NOTICE

The upcoming release of Featuretools 1.0.0 contains several breaking changes. Users are encouraged to test this version prior to release by installing from GitHub:

pip install https://github.com/alteryx/featuretools/archive/woodwork-integration.zip

For details on migrating to the new version, refer to Transitioning to Featuretools Version 1.0. Please report any issues in the Featuretools GitHub repo or by messaging in Alteryx Open Source Slack.


featuretools.EntitySet

class featuretools.EntitySet(id=None, dataframes=None, relationships=None)[source]

Stores all actual data and typing information for an entityset

id
dataframe_dict
relationships
time_type
Properties:

metadata

__init__(id=None, dataframes=None, relationships=None)[source]

Creates EntitySet

Parameters
  • id (str) – Unique identifier to associate with this instance

  • dataframes (dict[str -> tuple(DataFrame, str, str, dict[str -> str/Woodwork.LogicalType], dict[str->str/set], boolean)]) – Dictionary of DataFrames. Entries take the format {dataframe name -> (dataframe, index column, time_index, logical_types, semantic_tags, make_index)}. Note that only the dataframe is required. If a Woodwork DataFrame is supplied, any other parameters will be ignored.

  • relationships (list[(str, str, str, str)]) – List of relationships between dataframes.
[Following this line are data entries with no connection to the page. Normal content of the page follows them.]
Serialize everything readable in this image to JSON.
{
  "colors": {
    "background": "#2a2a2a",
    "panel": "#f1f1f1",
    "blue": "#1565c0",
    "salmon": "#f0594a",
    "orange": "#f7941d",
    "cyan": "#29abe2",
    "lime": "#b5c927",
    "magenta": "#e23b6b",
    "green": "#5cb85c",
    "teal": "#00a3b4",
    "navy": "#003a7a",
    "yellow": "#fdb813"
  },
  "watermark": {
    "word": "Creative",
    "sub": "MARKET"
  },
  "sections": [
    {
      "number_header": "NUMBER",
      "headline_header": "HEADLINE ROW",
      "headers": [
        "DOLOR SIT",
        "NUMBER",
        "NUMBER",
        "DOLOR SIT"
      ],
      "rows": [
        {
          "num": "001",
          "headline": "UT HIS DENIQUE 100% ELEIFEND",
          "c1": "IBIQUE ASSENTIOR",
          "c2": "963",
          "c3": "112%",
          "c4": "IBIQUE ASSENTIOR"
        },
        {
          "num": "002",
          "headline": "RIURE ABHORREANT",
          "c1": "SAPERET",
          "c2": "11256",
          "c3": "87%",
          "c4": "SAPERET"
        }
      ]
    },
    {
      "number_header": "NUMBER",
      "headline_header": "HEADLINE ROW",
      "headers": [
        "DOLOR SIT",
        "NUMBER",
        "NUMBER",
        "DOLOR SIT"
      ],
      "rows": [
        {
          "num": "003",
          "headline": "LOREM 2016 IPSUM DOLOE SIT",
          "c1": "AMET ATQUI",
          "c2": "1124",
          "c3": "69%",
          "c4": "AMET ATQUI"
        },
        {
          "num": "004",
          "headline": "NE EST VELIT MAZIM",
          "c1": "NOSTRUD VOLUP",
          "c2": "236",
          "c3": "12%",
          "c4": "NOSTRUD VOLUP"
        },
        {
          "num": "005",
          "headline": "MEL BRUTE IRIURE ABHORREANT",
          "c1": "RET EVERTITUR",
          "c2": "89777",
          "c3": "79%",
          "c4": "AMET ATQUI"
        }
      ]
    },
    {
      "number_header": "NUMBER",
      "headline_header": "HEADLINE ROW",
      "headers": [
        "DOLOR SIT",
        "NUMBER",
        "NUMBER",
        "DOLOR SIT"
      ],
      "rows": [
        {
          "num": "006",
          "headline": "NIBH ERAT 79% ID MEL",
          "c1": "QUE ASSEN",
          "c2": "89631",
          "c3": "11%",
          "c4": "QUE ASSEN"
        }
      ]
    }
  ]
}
List items are a tuple with the format (parent dataframe name, parent column, child dataframe name, child column).

Example

dataframes = {
    "cards" : (card_df, "id"),
    "transactions" : (transactions_df, "id", "transaction_time")
}

relationships = [("cards", "id", "transactions", "card_id")]

ft.EntitySet("my-entity-set", dataframes, relationships)

Methods

__init__([id, dataframes, relationships])

Creates EntitySet

add_dataframe(dataframe[, dataframe_name, …])
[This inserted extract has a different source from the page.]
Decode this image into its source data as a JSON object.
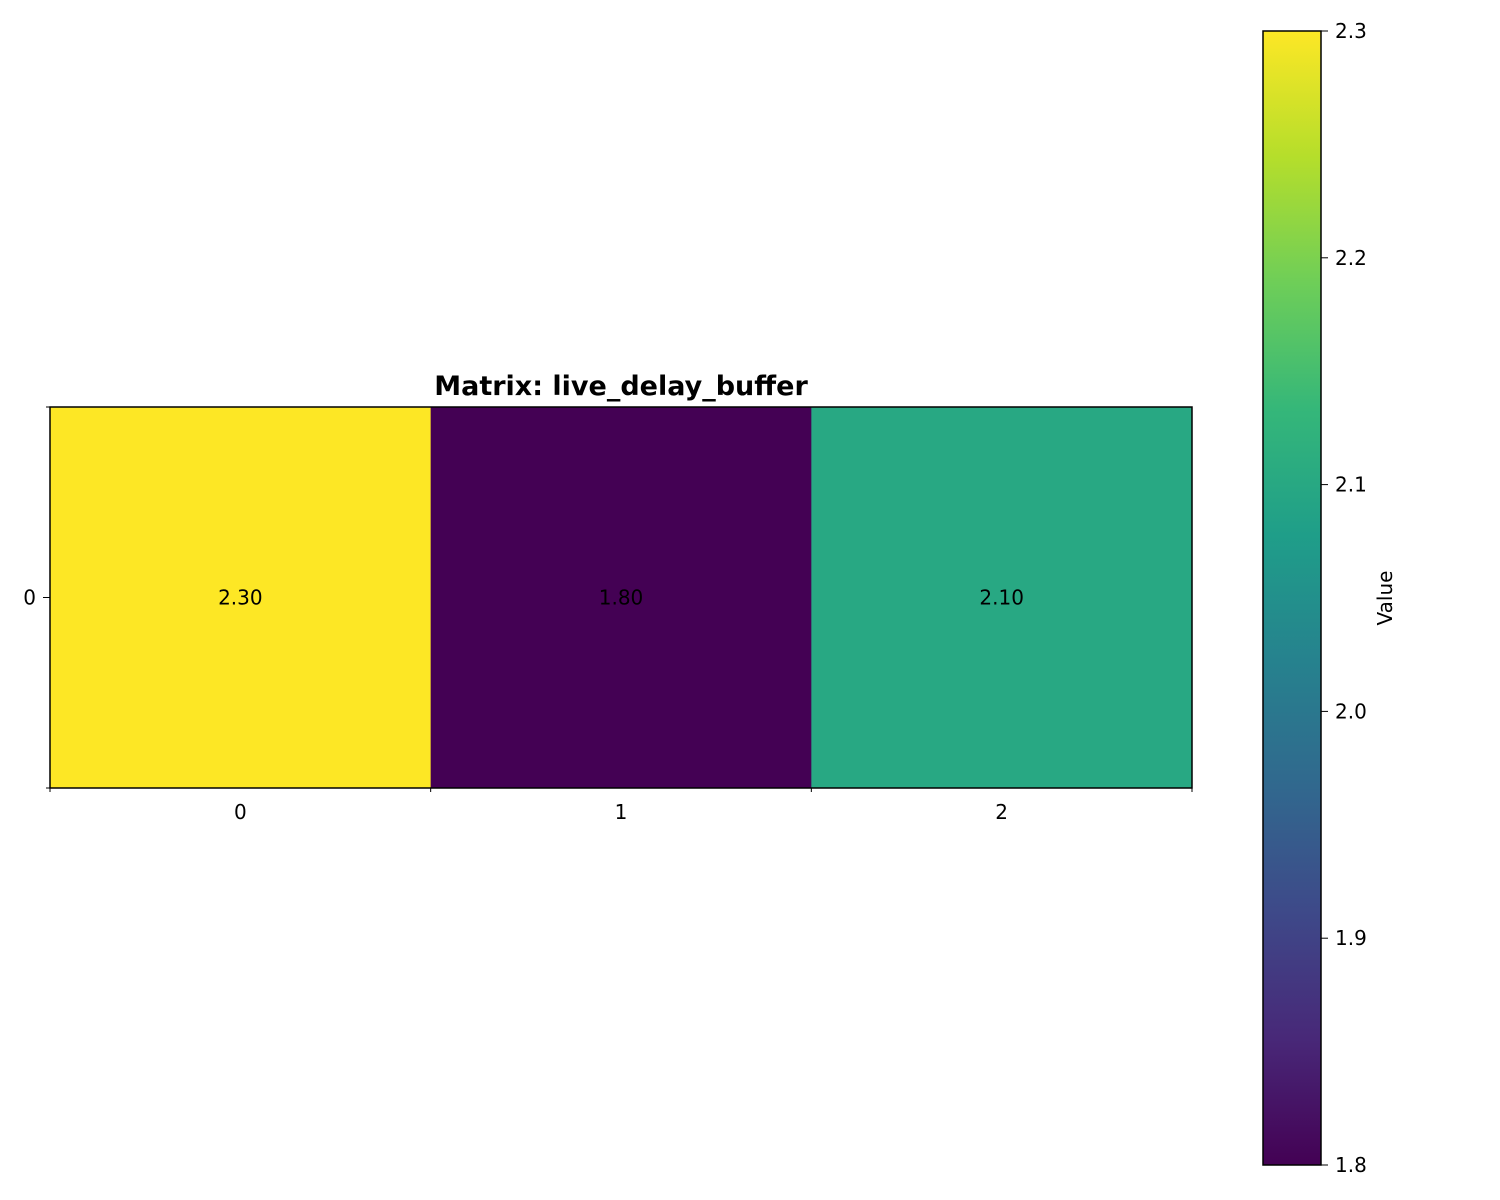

Add a DataFrame to the EntitySet with Woodwork typing information.

add_interesting_values([max_values, …])

Find or set interesting values for categorical columns, to be used to generate “where” clauses

add_last_time_indexes([updated_dataframes])

Calculates the last time index values for each dataframe (the last time an instance or children of that instance were observed).

add_relationship([parent_dataframe_name, …])

Add a new relationship between dataframes in the entityset.

add_relationships(relationships)

Add multiple new relationships to a entityset

concat(other[, inplace])

Combine entityset with another to create a new entityset with the combined data of both entitysets.

find_backward_paths(start_dataframe_name, …)

Generator which yields all backward paths between a start and goal dataframe.

find_forward_paths(start_dataframe_name, …)

Generator which yields all forward paths between a start and goal dataframe.

get_backward_dataframes(dataframe_name[, deep])

Get dataframes that are in a backward relationship with dataframe

get_backward_relationships(dataframe_name)

get relationships where dataframe “dataframe_name” is the parent.

get_forward_dataframes(dataframe_name[, deep])

Get dataframes that are in a forward relationship with dataframe

get_forward_relationships(dataframe_name)

Get relationships where dataframe “dataframe_name” is the child

has_unique_forward_path(…)

Is the forward path from start to end unique?

normalize_dataframe(base_dataframe_name, …)

Create a new dataframe and relationship from unique values of an existing column.

plot([to_file])

Create a UML diagram-ish graph of the EntitySet.

query_by_values(dataframe_name, instance_vals)

Query instances that have column with given value

replace_dataframe(dataframe_name, df[, …])

Replace the internal dataframe of an EntitySet table, keeping Woodwork typing information the same.

reset_data_description()

set_secondary_time_index(dataframe_name, …)

Set the secondary time index for a dataframe in the EntitySet using its dataframe name.

to_csv(path[, sep, encoding, engine, …])

Write entityset to disk in the csv format, location specified by path.

to_dictionary()

to_parquet(path[, engine, compression, …])

Write entityset to disk in the parquet format, location specified by path.

to_pickle(path[, compression, profile_name])

Write entityset in the pickle format, location specified by path.

Attributes

dataframe_type

String specifying the library used for the dataframes.

dataframes

metadata

Returns the metadata for this EntitySet.